After all, when I started university, Blackboard Jungle was playing in the movie theatres and the sound track featured Bill Haley and His Comets performing, “We’re Going to Rock Around the Clock.” I loved the movie but found it hard to listen to what I considered raucous noise. In my faulty and confused memory, I initially thought that Sidney Poitier starred as the WWII vet and frustrated and forbearing English teacher in a tough inner-city American school, but as I replayed parts of the movie in my mind, Sydney Poitier was the leader of the hard-nosed gang and Glenn Ford was the teacher. I had superimposed a movie forty years later, “To Sir, with Love” onto 1955.

Long in the tooth indeed! I decided my memory had been ruined by loud music. After all, everyone needs a scapegoat. By the time I completed graduate school and began my career teaching philosophy, I left a concert by Bob Dylan at Massey Hall at the beginning of the second half because Dylan had switched from acoustic to an electric guitar; the din gave me an instant headache. Indeed, The Times They Were a-Changing and I could not keep up to the speed.

So I attend the jazz series concerts at Koerner Hall that combine rhythm and melody. Yesterday evening, I listened to the virtuoso drumming of Jason Marsalis. He is truly a genius and makes playing percussion much more than keeping the beat. He not only has mastered all the skills, but has turned drumming into a versatile medium of self-expression as Marcus Roberts sometimes boogy-woogied and other times wildly improvised on the ivories along with all the other jazz greats, young as well as old, who join him and without exception are virtuoso performers. At times it appeared that Roberts used a device on his lap which I guessed must have been a Braille reader that perhaps reminded him of the itinerary for the evening. But that is just a guess and I could not figure out why there seemed to be a bit of confusion in transitioning from one number to another in the second half.

Rodney Jordan was brilliant as the bassist and never seemed to even glance at the music on his stand. He was both the least ostentatious and modest musician of the bunch while always seeming to respond, as if on cue, to whatever music he heard around him – until he played his own solo. Wow! In the back tier of the jazz ensemble sat the incomparable Randall Haywood playing trumpet along with Alphonso Horne. The two were absolutely brilliant. Horne plays with a lot of swagger while Haywood is both bold and retiring at one and the same time. Corey Wilcox dominated the middle tier, not simply because he is a very big man, but his tuba seems enormous and then he switches to trumpet and even the horn. What a versatile and virtuoso performer! Surprisingly, Caleb Mason on trombone almost kept up. Joe Goldberg on clarinet (and sometimes alto sax), whom Marcus Roberts introduced as a former physics major, centred the front tier. Tissa Khosla, who evidently cooks the band remarkable Indian food, played a baritone (and sometimes tenor) sax on his left (our right). Ricardo Pascal was on Goldberg’s right playing on the tenor and soprano sax.
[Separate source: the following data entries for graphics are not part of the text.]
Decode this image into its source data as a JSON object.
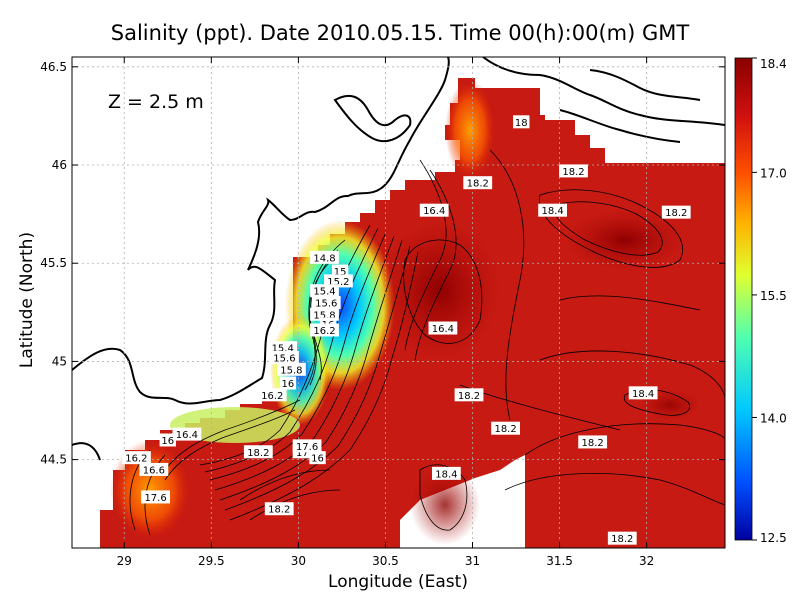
{
  "title": "Salinity (ppt). Date 2010.05.15. Time 00(h):00(m) GMT",
  "depth_label": "Z  =  2.5  m",
  "x_axis": {
    "label": "Longitude (East)",
    "range": [
      28.7,
      32.45
    ],
    "ticks": [
      29,
      29.5,
      30,
      30.5,
      31,
      31.5,
      32
    ],
    "tick_labels": [
      "29",
      "29.5",
      "30",
      "30.5",
      "31",
      "31.5",
      "32"
    ]
  },
  "y_axis": {
    "label": "Latitude (North)",
    "range": [
      44.05,
      46.55
    ],
    "ticks": [
      44.5,
      45,
      45.5,
      46,
      46.5
    ],
    "tick_labels": [
      "44.5",
      "45",
      "45.5",
      "46",
      "46.5"
    ]
  },
  "colorbar": {
    "range": [
      12.5,
      18.4
    ],
    "ticks": [
      12.5,
      14.0,
      15.5,
      17.0,
      18.4
    ],
    "tick_labels": [
      "12.5",
      "14.0",
      "15.5",
      "17.0",
      "18.4"
    ],
    "colors": [
      "#0000a0",
      "#0050ff",
      "#00c8ff",
      "#50ffb0",
      "#e0ff30",
      "#ffb000",
      "#ff5000",
      "#d01010",
      "#8a0000"
    ]
  },
  "colors": {
    "sea_dominant": "#c61a12",
    "land": "#ffffff",
    "grid": "#b0b0b0"
  },
  "chart_data": {
    "type": "heatmap",
    "contour_labels": [
      {
        "text": "18",
        "lon": 31.28,
        "lat": 46.22
      },
      {
        "text": "18.2",
        "lon": 31.58,
        "lat": 45.97
      },
      {
        "text": "18.2",
        "lon": 31.03,
        "lat": 45.91
      },
      {
        "text": "16.4",
        "lon": 30.78,
        "lat": 45.77
      },
      {
        "text": "18.4",
        "lon": 31.46,
        "lat": 45.77
      },
      {
        "text": "18.2",
        "lon": 32.17,
        "lat": 45.76
      },
      {
        "text": "14.8",
        "lon": 30.15,
        "lat": 45.53
      },
      {
        "text": "15",
        "lon": 30.24,
        "lat": 45.46
      },
      {
        "text": "15.2",
        "lon": 30.23,
        "lat": 45.41
      },
      {
        "text": "15.4",
        "lon": 30.15,
        "lat": 45.36
      },
      {
        "text": "15.6",
        "lon": 30.16,
        "lat": 45.3
      },
      {
        "text": "15.8",
        "lon": 30.15,
        "lat": 45.24
      },
      {
        "text": "16",
        "lon": 30.17,
        "lat": 45.19
      },
      {
        "text": "16.2",
        "lon": 30.15,
        "lat": 45.16
      },
      {
        "text": "16.4",
        "lon": 30.83,
        "lat": 45.17
      },
      {
        "text": "15.4",
        "lon": 29.91,
        "lat": 45.07
      },
      {
        "text": "15.6",
        "lon": 29.92,
        "lat": 45.02
      },
      {
        "text": "15.8",
        "lon": 29.96,
        "lat": 44.96
      },
      {
        "text": "16",
        "lon": 29.94,
        "lat": 44.89
      },
      {
        "text": "16.2",
        "lon": 29.85,
        "lat": 44.83
      },
      {
        "text": "18.2",
        "lon": 30.98,
        "lat": 44.83
      },
      {
        "text": "18.4",
        "lon": 31.98,
        "lat": 44.84
      },
      {
        "text": "18.2",
        "lon": 31.19,
        "lat": 44.66
      },
      {
        "text": "16.4",
        "lon": 29.36,
        "lat": 44.63
      },
      {
        "text": "16",
        "lon": 29.25,
        "lat": 44.6
      },
      {
        "text": "18.2",
        "lon": 31.69,
        "lat": 44.59
      },
      {
        "text": "16.2",
        "lon": 29.07,
        "lat": 44.51
      },
      {
        "text": "18.2",
        "lon": 29.77,
        "lat": 44.54
      },
      {
        "text": "17.8",
        "lon": 30.05,
        "lat": 44.54
      },
      {
        "text": "17.6",
        "lon": 30.05,
        "lat": 44.57
      },
      {
        "text": "16",
        "lon": 30.11,
        "lat": 44.51
      },
      {
        "text": "16.6",
        "lon": 29.17,
        "lat": 44.45
      },
      {
        "text": "18.4",
        "lon": 30.85,
        "lat": 44.43
      },
      {
        "text": "17.6",
        "lon": 29.18,
        "lat": 44.31
      },
      {
        "text": "18.2",
        "lon": 29.89,
        "lat": 44.25
      },
      {
        "text": "18.2",
        "lon": 31.86,
        "lat": 44.1
      }
    ]
  }
}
We heard a lot of diamond-toothed Jelly Roll Morton who predated my maturing ear. (The band played “Doctor Jazz” and “The Pearls” – Roberts said that the latter had been written by Morton for a girl he fell for in Europe). Louis Armstrong also dominated in the repertoire.

I walk away from an evening of such brilliant jazz feeling inspired and blessing the luck of almost eight decades of life. How can you listen to Duke Ellington’s music without being buoyed up! Marcus Roberts said last night that jazz lies at the soul of America and is always new and renewable. I think it is the most democratic music for it allows each individual musician to play “his own horn” while working in an ensemble and playing off as well as with the others. Everyone is given a voice. That is why it is the music of equal opportunity and brashness in the face of adversity. It is also a music of stable rhythms and clarity in the sound. You can hear every note, especially from the sax players.

As yesterday proved, the old can be new again, for democracy has a built-in reverence for tradition and the rule of law, but not as a set of prison bars, but as standard setting and discipline, as a framework within which individuals can grow and thrive. Democracy is NOT populism. Democracy depends on a depth of knowledge of one’s tradition and one’s contemporary environment. If it is great jazz, it is never superficial where mouthing what first comes into your mind can be mistaken for “telling it as it is.” Jazz is not postmodernist where everything is said to be of equal value. Democracy is built on standards and a dedication to protecting and enhancing those standards and allowing each individual to realize his or her full potential.

When I return in subsequent blogs to dissecting the internal and external dynamics of so-called “democracy” in Iran, please keep this in mind. Does the democracy deliver tambour and constantly renew itself by providing a decorative interlacing dialectic between the society and the supporting columns and foundations that raise that society up as well as hold it together? Do the rhythms and counter-rhythms play off one another and with one another, or does one side of the tension turn into a disloyal opposition intent on serving as a spoiler rather than a creative counter? Is the repetition and dominant rhythm one of a military band that ensures that everyone marches to the same tune, or is the beat there to ensure a constitutional core that facilitates spontaneity and creativity? Is the conversation one of call and response or does it display deaf ears that turn away from the language of the other? Does the political system cultivate listening or deafen us to the voices of others? In other words, as the miasma bubbles up in a volcanic changing environment, do we experience flight in the face of real or imagined fears, away from freedom, or does the prospect of change and renewal inspire a move towards freedom?

I do not mean to put down the mambo and the samba, rhumba or calypso, but jazz is the soul of America, as Marcus Roberts declared, because it and it alone reveres riffing and improvisation. America par excellence is the country of discovery, of invention. Are we promoting multiplicity or insisting upon uniformity? Are we revering dynamism or stasis? Are we insisting upon strict and confining boundaries or a realm which challenges and alters those boundaries? Do we revere blackness, the revelations of the dark side, or does that just scare the bejeebies out of us? And then do we wear hoods over our heads and white robes in the elusive and eternally unsuccessful, indeed absolutely stupid pursuit of absolute purity, terrific and necessary for the lab but irrelevant to the brutal confusions and chaos of everyday life? Do we understand that democracy has far more to do with the experience of Black Americans, as much as we owe to the white founders, some of whom owned slaves, who read David Hume, John Locke and Adam Smith and were children of the Scottish enlightenment? For though jazz is about invention and improvisation, that creativity requires standards of excellence, mastery of foundations. That is why Marcus Roberts is so dedicated to the preservation and renewal of the greats who founded the jazz tradition. Are those who inspire us – Gershwin and Stravinsky, Matisse and Picasso – ones who loved jazz? Is the political music open-ended or does it lead us to a dead end? Do we build by mastering a legacy or turning that heritage into idolatry?

Is our language of discourse one about frontiers or about closed and walled-off spaces? Is it about cross-fertilization of differences or about the restrictive boundaries? I, of course, in writing about Iran, will also be writing about Canada and the U.S.